Skip to content
Hotvect Logo

What does it do?

Hotvect is an open source library for developing real-time and batch machine learning applications, especially personalized content re-rankers. It supports the following tasks:

  • Development of feature engineering code that can be shared across offline and online environment
  • Integration of Machine Learning libraries like vowpal wabbit, catboost etc. into ML applications
  • Definition of ML enabled models and policies, and packaging them into a reusable, modular form that can easily be shared, combined, and deployed into production
  • Offline testing and hyperparameter optimization of models and policies, as well as bookkeeping of test results
  • Integration with Sagemaker for running offline tests and hyperparameter optimization at scale

What does it not provide?

It does not provide:

  • Machine Learning algorithms themselves (it is meant to be combined with existing machine learning libraries)
  • Orchestration of machine learning pipelines (this needs to be provided through other frameworks like Airflow)
  • Life-cycle management of models and policies (this is provided by the Experiment Management Service that supports Hotvect)
  • Creation, management and execution of online experiments (this is also provided by the Experiment Management Service)
  • Monitoring of ML applications and evaluation of online experiment results (this needs to be provided separately)

Notes

Hotvect is designed to be library-agnostic - i.e. you can integrate it with any library.

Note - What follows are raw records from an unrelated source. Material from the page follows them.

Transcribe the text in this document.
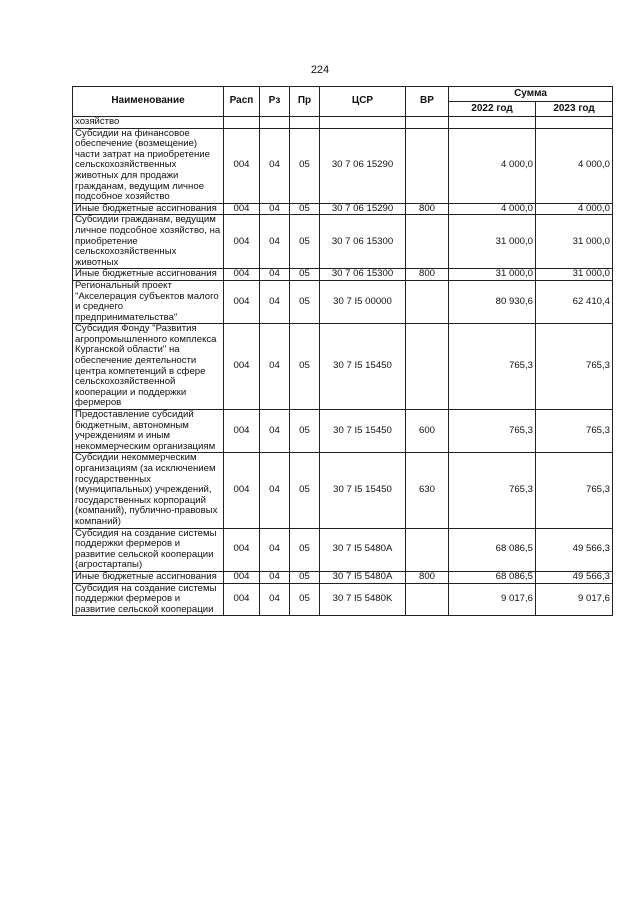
224
Наименование	Расп	Рз	Пр	ЦСР	ВР	Сумма	
						2022 год	2023 год
хозяйство							
Субсидии на финансовое обеспечение (возмещение) части затрат на приобретение сельскохозяйственных животных для продажи гражданам, ведущим личное подсобное хозяйство	004	04	05	30 7 06 15290		4 000,0	4 000,0
Иные бюджетные ассигнования	004	04	05	30 7 06 15290	800	4 000,0	4 000,0
Субсидии гражданам, ведущим личное подсобное хозяйство, на приобретение сельскохозяйственных животных	004	04	05	30 7 06 15300		31 000,0	31 000,0
Иные бюджетные ассигнования	004	04	05	30 7 06 15300	800	31 000,0	31 000,0
Региональный проект "Акселерация субъектов малого и среднего предпринимательства"	004	04	05	30 7 I5 00000		80 930,6	62 410,4
Субсидия Фонду "Развития агропромышленного комплекса Курганской области" на обеспечение деятельности центра компетенций в сфере сельскохозяйственной кооперации и поддержки фермеров	004	04	05	30 7 I5 15450		765,3	765,3
Предоставление субсидий бюджетным, автономным учреждениям и иным некоммерческим организациям	004	04	05	30 7 I5 15450	600	765,3	765,3
Субсидии некоммерческим организациям (за исключением государственных (муниципальных) учреждений, государственных корпораций (компаний), публично-правовых компаний)	004	04	05	30 7 I5 15450	630	765,3	765,3
Субсидия на создание системы поддержки фермеров и развитие сельской кооперации (агростартапы)	004	04	05	30 7 I5 5480A		68 086,5	49 566,3
Иные бюджетные ассигнования	004	04	05	30 7 I5 5480A	800	68 086,5	49 566,3
Субсидия на создание системы поддержки фермеров и развитие сельской кооперации	004	04	05	30 7 I5 5480K		9 017,6	9 017,6
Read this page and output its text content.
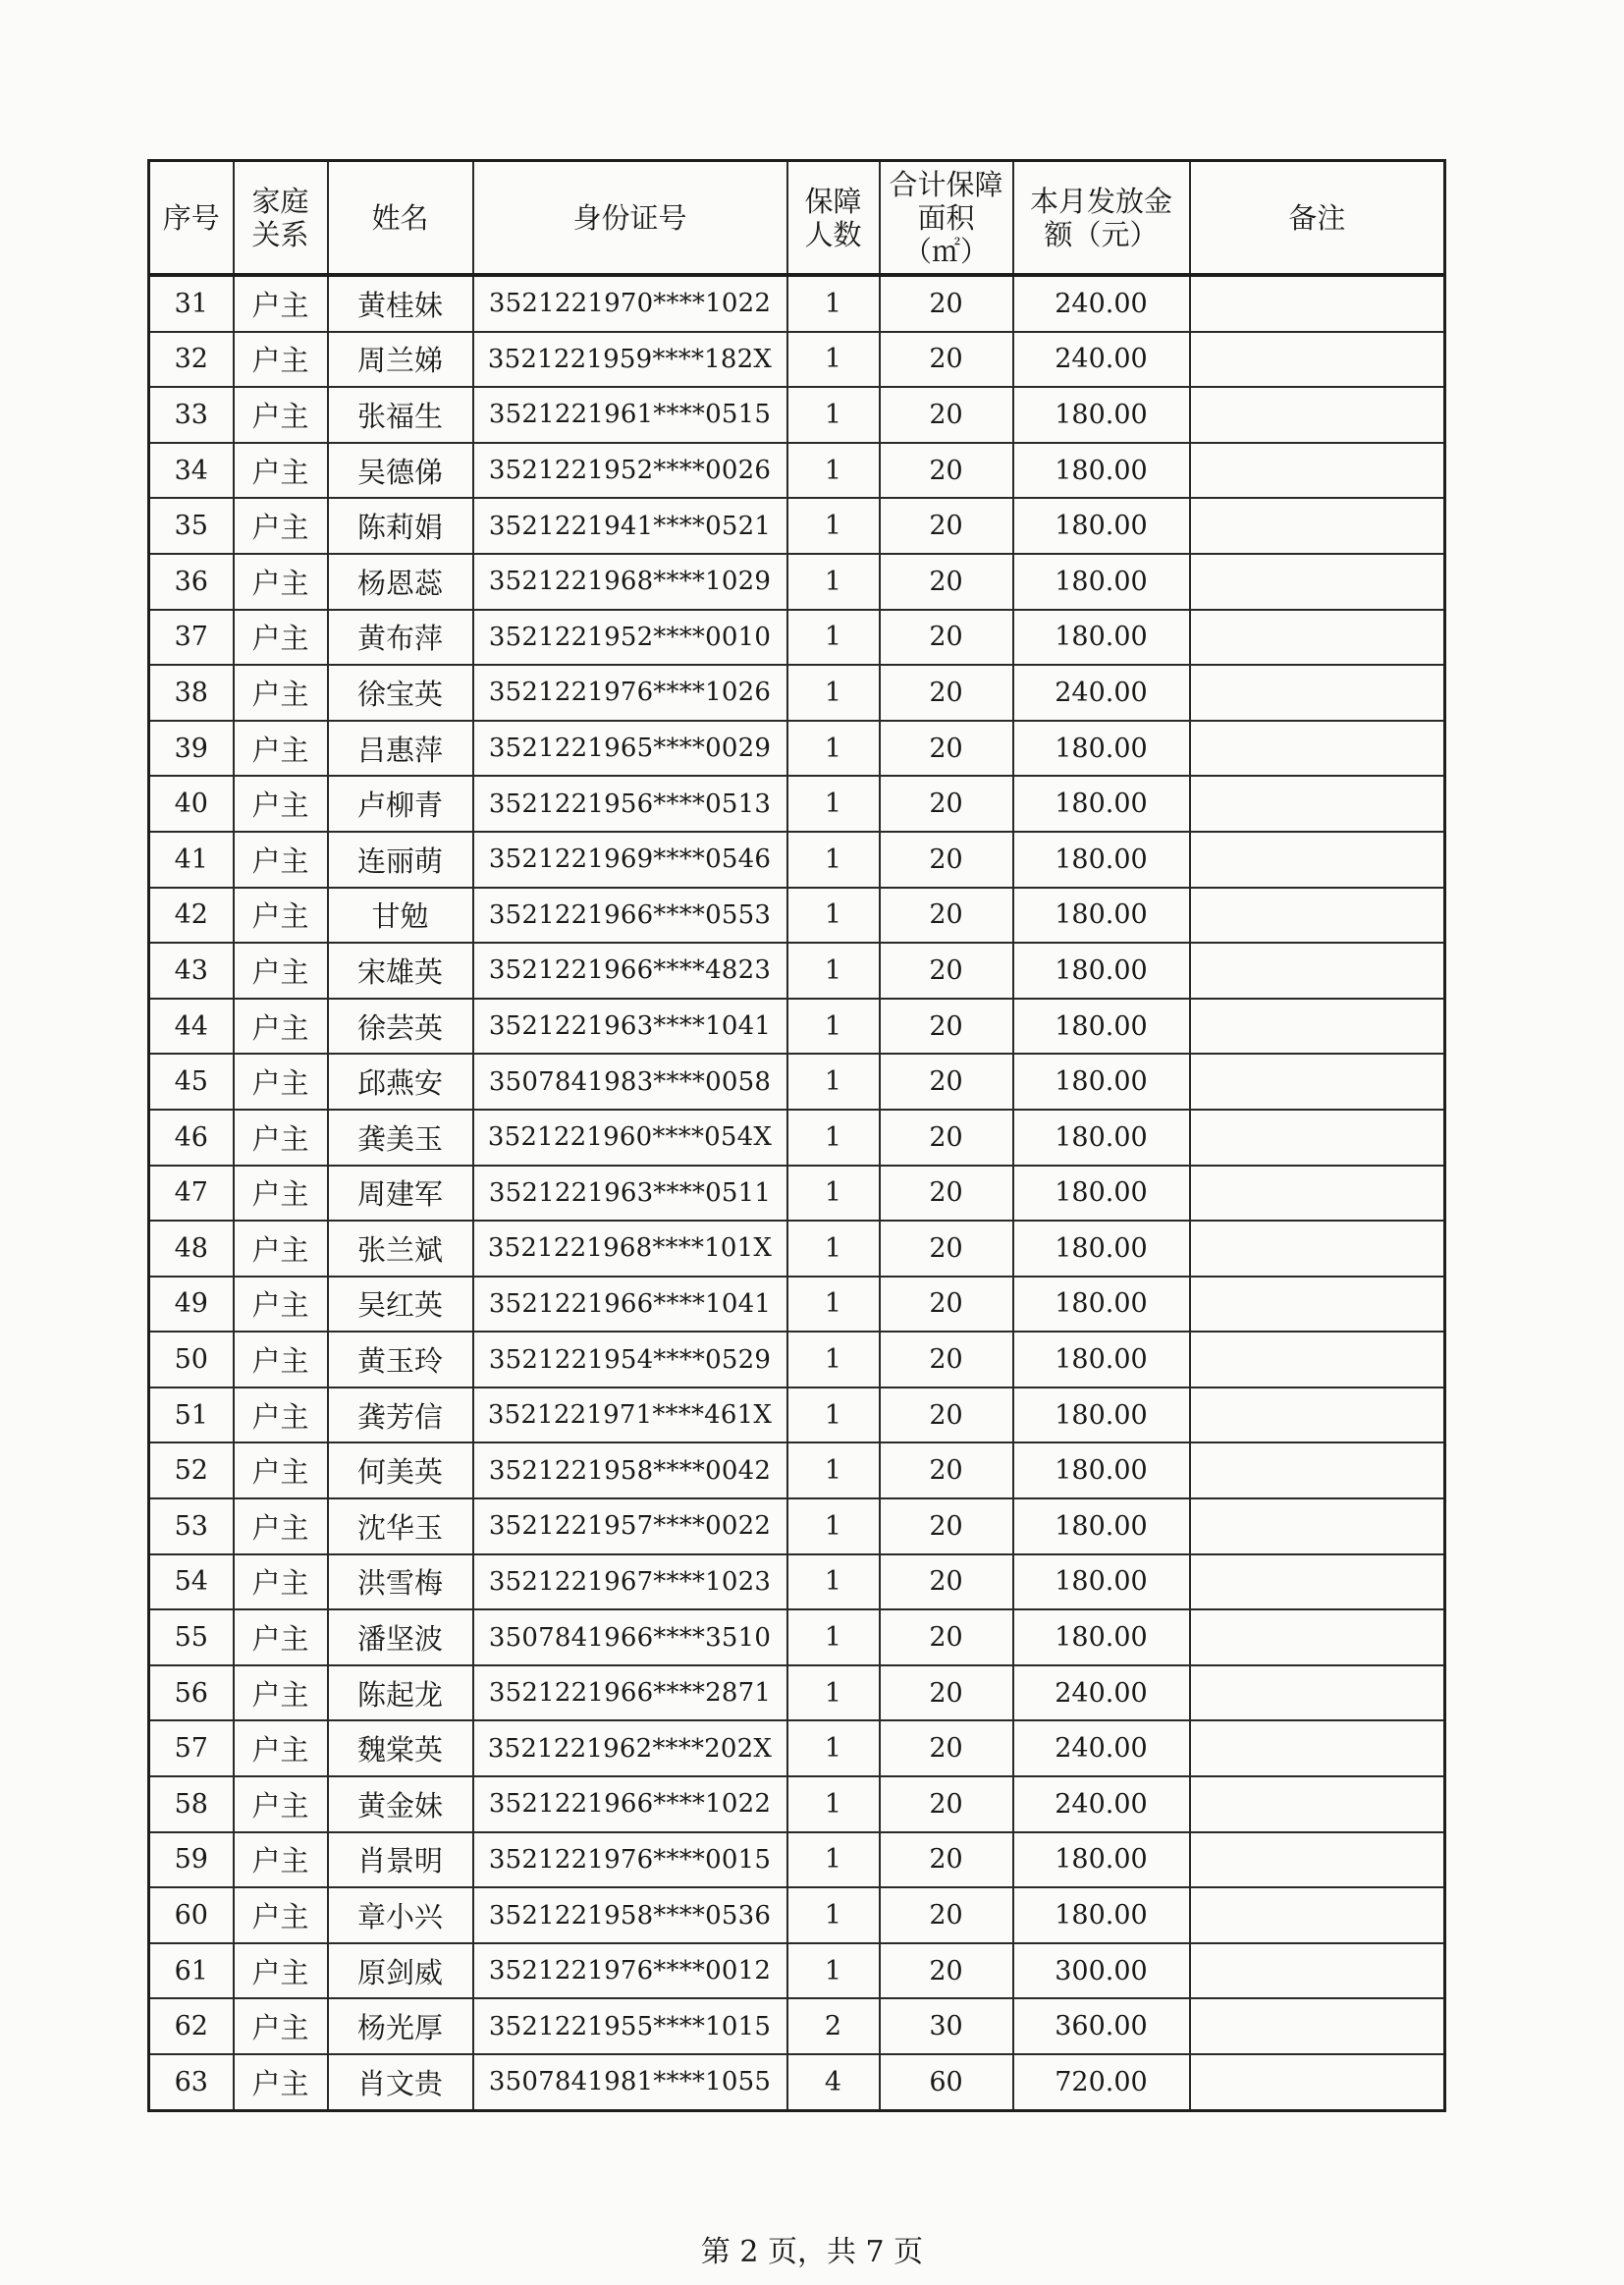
序号	家庭关系	姓名	身份证号	保障人数	合计保障面积（㎡）	本月发放金额（元）	备注
31	户主	黄桂妹	3521221970****1022	1	20	240.00	
32	户主	周兰娣	3521221959****182X	1	20	240.00	
33	户主	张福生	3521221961****0515	1	20	180.00	
34	户主	吴德俤	3521221952****0026	1	20	180.00	
35	户主	陈莉娟	3521221941****0521	1	20	180.00	
36	户主	杨恩蕊	3521221968****1029	1	20	180.00	
37	户主	黄布萍	3521221952****0010	1	20	180.00	
38	户主	徐宝英	3521221976****1026	1	20	240.00	
39	户主	吕惠萍	3521221965****0029	1	20	180.00	
40	户主	卢柳青	3521221956****0513	1	20	180.00	
41	户主	连丽萌	3521221969****0546	1	20	180.00	
42	户主	甘勉	3521221966****0553	1	20	180.00	
43	户主	宋雄英	3521221966****4823	1	20	180.00	
44	户主	徐芸英	3521221963****1041	1	20	180.00	
45	户主	邱燕安	3507841983****0058	1	20	180.00	
46	户主	龚美玉	3521221960****054X	1	20	180.00	
47	户主	周建军	3521221963****0511	1	20	180.00	
48	户主	张兰斌	3521221968****101X	1	20	180.00	
49	户主	吴红英	3521221966****1041	1	20	180.00	
50	户主	黄玉玲	3521221954****0529	1	20	180.00	
51	户主	龚芳信	3521221971****461X	1	20	180.00	
52	户主	何美英	3521221958****0042	1	20	180.00	
53	户主	沈华玉	3521221957****0022	1	20	180.00	
54	户主	洪雪梅	3521221967****1023	1	20	180.00	
55	户主	潘坚波	3507841966****3510	1	20	180.00	
56	户主	陈起龙	3521221966****2871	1	20	240.00	
57	户主	魏棠英	3521221962****202X	1	20	240.00	
58	户主	黄金妹	3521221966****1022	1	20	240.00	
59	户主	肖景明	3521221976****0015	1	20	180.00	
60	户主	章小兴	3521221958****0536	1	20	180.00	
61	户主	原剑威	3521221976****0012	1	20	300.00	
62	户主	杨光厚	3521221955****1015	2	30	360.00	
63	户主	肖文贵	3507841981****1055	4	60	720.00	
第 2 页，共 7 页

However, currently the library must be “playable” from a JVM process (for example through JNI, or through pure java implementations of ML algorithms like h2o.ai’s xgboost-predictor). We plan to add inter-process integrations in the future.

The Feature Engineering is meant to be written in a JVM language (like Java, Kotlin, Scala etc.). The API for triggering various tasks like offline testing are provided as a python library.